We see it this way: You're a K-12 teacher in a public school system, a private school, or a Christian school anywhere in the world, ready to perk up both your resume and your classroom skills. So you need a program that offers convenience, flexibility, and immediately useful content. And as a teacher seeking to approach your work from a solid grounding in Christian principles, you deserve an institution that lives by them: Southeastern University.

Completing a master's degree online
Everything you need in a graduate course—an experienced and caring professor, an interesting assortment of students, a series of intriguing assignments, plenty of discussion and feedback—you can access from your own computer screen. Wear your grubbies, if you like; bring a bowl of popcorn; or set up your laptop at the closest coffeehouse. Southeastern's online experience fits smoothly into your daily life.

Through Blackboard, an interactive software platform, your Southeastern professor posts the syllabus, course assignments, and links to articles and videos. Interaction among class members happens via online discussion boards. You complete reflection papers and other assignments on your own, then e-mail them to your professor, who responds personally to your work.

Invariably, the question arises: "How can a person learn teaching methods online?" Beyond exploring theories of learning, examining current research on best practices, and analyzing day-to-day teaching experiences, your professors lead discussion on a variety of strategies, illustrated in carefully selected online videos. What's more, your online learning is active learning, in which you expand your repertoire of teaching skills by intentionally taking responsibility for that process. As you and your professors work together, you become proficient in team-based methods that actively engage students, such as small-group work, student-to-student feedback, and individual synthesis of learning, followed by sharing what is learned.

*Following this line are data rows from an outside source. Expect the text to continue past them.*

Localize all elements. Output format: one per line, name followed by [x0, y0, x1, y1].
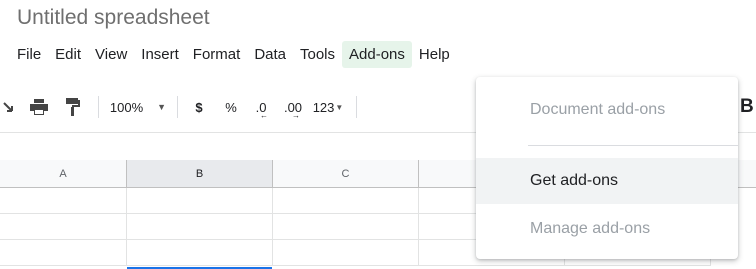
- document-title[interactable]: Untitled spreadsheet: [17, 6, 210, 30]
- menu-edit[interactable]: Edit: [48, 41, 88, 68]
- zoom-value: 100%: [109, 99, 144, 115]
- cell[interactable]: [273, 214, 419, 240]
- column-header-c[interactable]: C: [273, 160, 419, 187]
- menu-tools[interactable]: Tools: [293, 41, 342, 68]
- menu-insert[interactable]: Insert: [134, 41, 186, 68]
- increase-decimal-button[interactable]: .00 →: [276, 92, 310, 122]
- redo-icon[interactable]: [2, 92, 16, 122]
- menu-view[interactable]: View: [88, 41, 134, 68]
- more-formats-button[interactable]: 123 ▼: [310, 92, 346, 122]
- menu-divider: [528, 145, 738, 146]
- menu-addons[interactable]: Add-ons: [342, 41, 412, 68]
- currency-format-button[interactable]: $: [188, 92, 210, 122]
- zoom-select[interactable]: 100% ▼: [109, 92, 167, 122]
- arrow-left-icon: ←: [260, 111, 268, 120]
- more-formats-label: 123: [312, 99, 335, 115]
- menu-help[interactable]: Help: [412, 41, 457, 68]
- menu-format[interactable]: Format: [186, 41, 248, 68]
- cell[interactable]: [273, 188, 419, 214]
- document-addons-item[interactable]: Document add-ons: [476, 87, 738, 133]
- manage-addons-item[interactable]: Manage add-ons: [476, 206, 738, 252]
- toolbar-divider: [356, 96, 357, 118]
- column-header-b[interactable]: B: [127, 160, 273, 187]
- arrow-right-icon: →: [292, 111, 300, 120]
- paint-format-icon[interactable]: [58, 92, 88, 122]
- column-header-a[interactable]: A: [0, 160, 127, 187]
- toolbar-divider: [98, 96, 99, 118]
- cell[interactable]: [0, 214, 127, 240]
- cell[interactable]: [127, 214, 273, 240]
- chevron-down-icon: ▼: [157, 102, 167, 112]
- toolbar-divider: [177, 96, 178, 118]
- menu-file[interactable]: File: [10, 41, 48, 68]
- addons-dropdown-menu: Document add-ons Get add-ons Manage add-…: [476, 77, 738, 259]
- decrease-decimal-button[interactable]: .0 ←: [246, 92, 276, 122]
- menubar: File Edit View Insert Format Data Tools …: [10, 38, 457, 71]
- cell[interactable]: [127, 188, 273, 214]
- percent-format-button[interactable]: %: [216, 92, 246, 122]
- cell[interactable]: [273, 240, 419, 266]
- print-icon[interactable]: [24, 92, 54, 122]
- chevron-down-icon: ▼: [335, 102, 344, 112]
- bold-button[interactable]: B: [740, 96, 754, 118]
- cell[interactable]: [127, 240, 273, 266]
- cell[interactable]: [0, 240, 127, 266]
- get-addons-item[interactable]: Get add-ons: [476, 158, 738, 204]
- cell[interactable]: [0, 188, 127, 214]
- menu-data[interactable]: Data: [247, 41, 293, 68]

To help you refine skills such as classroom management and teaching for diverse learners, we address questions like these: "What does the research tell us about ways to build classroom communities?" "What methods help you use the affective domain (how students feel) to strengthen the cognitive domain (how students think)?" "If students assigned to a collaborative learning activity, such as a lab experiment or a report, are not staying on track, how can you nudge them back into interdependent work?"

Our professors
From your Southeastern professors, expect a sense of connection that leaps across cyberspace. These servant leaders practice a pastoral approach, bringing their rich and deep experience to offer you useful tools for enhancing students' classroom learning. Their backgrounds include school administration and teaching in locations spanning the U.S.

At your own pace
Earning the Master of Education in Teaching and Learning at Southeastern requires 12 courses (36 credit hours), completed within your own time frame. Each course is eight weeks long and requires, on average, eight to ten hours of work per week. Each semester (including the summer), Southeastern offers one course for the first eight weeks and then two courses the second eight weeks. Students can take one, two, or three courses per semester. After each semester, you can choose either to take the next course—or courses—or to stop for a while. If you put yourself on a fast track—three courses every semester—your fourth semester (16 months from when you began) will end in graduation. If a more leisurely pace suits your circumstances, you can take as long as you like. The choice is completely up to you.

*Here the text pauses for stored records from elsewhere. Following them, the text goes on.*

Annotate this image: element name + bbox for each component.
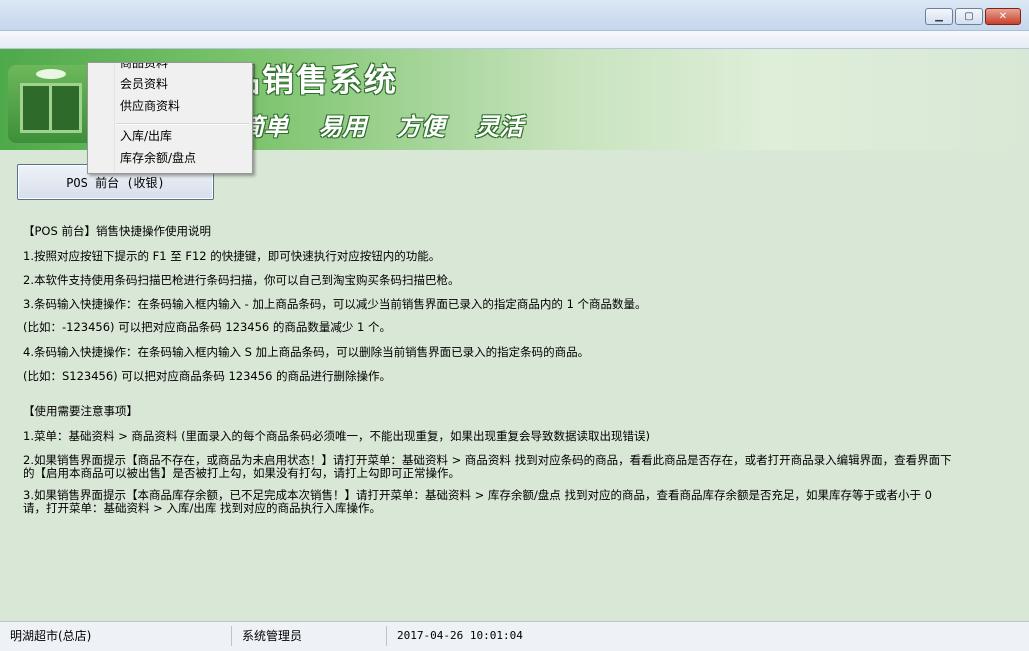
menu-item-member-data[interactable]: 会员资料 xyxy=(120,74,168,94)
banner-title: 品销售系统 xyxy=(228,61,399,99)
slogan-word: 灵活 xyxy=(475,113,524,141)
menu-separator xyxy=(116,123,249,125)
instruction-line: (比如：S123456) 可以把对应商品条码 123456 的商品进行删除操作。 xyxy=(23,369,392,383)
instruction-line: 3.条码输入快捷操作：在条码输入框内输入 - 加上商品条码，可以减少当前销售界面… xyxy=(23,297,647,311)
instructions-heading: 【POS 前台】销售快捷操作使用说明 xyxy=(23,224,211,238)
minimize-button[interactable]: ▁ xyxy=(925,8,953,25)
instruction-line: 2.本软件支持使用条码扫描巴枪进行条码扫描，你可以自己到淘宝购买条码扫描巴枪。 xyxy=(23,273,460,287)
menu-bar xyxy=(0,31,1029,49)
status-user: 系统管理员 xyxy=(232,626,387,646)
instruction-line: 4.条码输入快捷操作：在条码输入框内输入 S 加上商品条码，可以删除当前销售界面… xyxy=(23,345,590,359)
status-store: 明湖超市(总店) xyxy=(0,626,232,646)
maximize-button[interactable]: ▢ xyxy=(955,8,983,25)
slogan-word: 易用 xyxy=(318,113,367,141)
menu-item-inventory-count[interactable]: 库存余额/盘点 xyxy=(120,148,196,168)
menu-item-product-data[interactable]: 商品资料 xyxy=(120,63,168,73)
status-bar: 明湖超市(总店) 系统管理员 2017-04-26 10:01:04 xyxy=(0,621,1029,651)
menu-item-stock-in-out[interactable]: 入库/出库 xyxy=(120,126,172,146)
instruction-line: (比如：-123456) 可以把对应商品条码 123456 的商品数量减少 1 … xyxy=(23,320,392,334)
status-datetime: 2017-04-26 10:01:04 xyxy=(397,629,523,642)
banner-slogan: 简单 易用 方便 灵活 xyxy=(240,107,537,142)
close-button[interactable]: ✕ xyxy=(985,8,1021,25)
note-line: 2.如果销售界面提示【商品不存在，或商品为未启用状态！】请打开菜单：基础资料 >… xyxy=(23,453,952,480)
basic-data-dropdown-menu: 商品资料 会员资料 供应商资料 入库/出库 库存余额/盘点 xyxy=(87,62,253,174)
logo-icon xyxy=(8,65,90,143)
notes-heading: 【使用需要注意事项】 xyxy=(23,404,138,418)
slogan-word: 方便 xyxy=(396,113,445,141)
menu-item-supplier-data[interactable]: 供应商资料 xyxy=(120,96,180,116)
window-controls: ▁ ▢ ✕ xyxy=(925,8,1021,25)
note-line: 3.如果销售界面提示【本商品库存余额，已不足完成本次销售！】请打开菜单：基础资料… xyxy=(23,488,932,515)
note-line: 1.菜单：基础资料 > 商品资料 (里面录入的每个商品条码必须唯一，不能出现重复… xyxy=(23,429,651,443)
instruction-line: 1.按照对应按钮下提示的 F1 至 F12 的快捷键，即可快速执行对应按钮内的功… xyxy=(23,249,441,263)
menu-icon-stripe xyxy=(88,63,115,173)
shop-window-icon xyxy=(20,83,82,133)
lamp-icon xyxy=(36,69,66,79)
window-title-bar: ▁ ▢ ✕ xyxy=(0,0,1029,31)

Another option: the Graduate Certificate
If your undergraduate major was not education, you may simply want to take the education courses that your state requires for teacher certification. Southeastern offers you an especially practical option: Instead of taking additional undergraduate courses, you can select four of our program's courses (among six possibilities) for graduate credit.

This option jumpstarts two goals simultaneously. You earn education course credits toward certification, and you also complete four graduate courses (a total of 12 credit hours) that will transfer directly into our Master of Education in Teaching and Learning once you're ready to begin your graduate degree.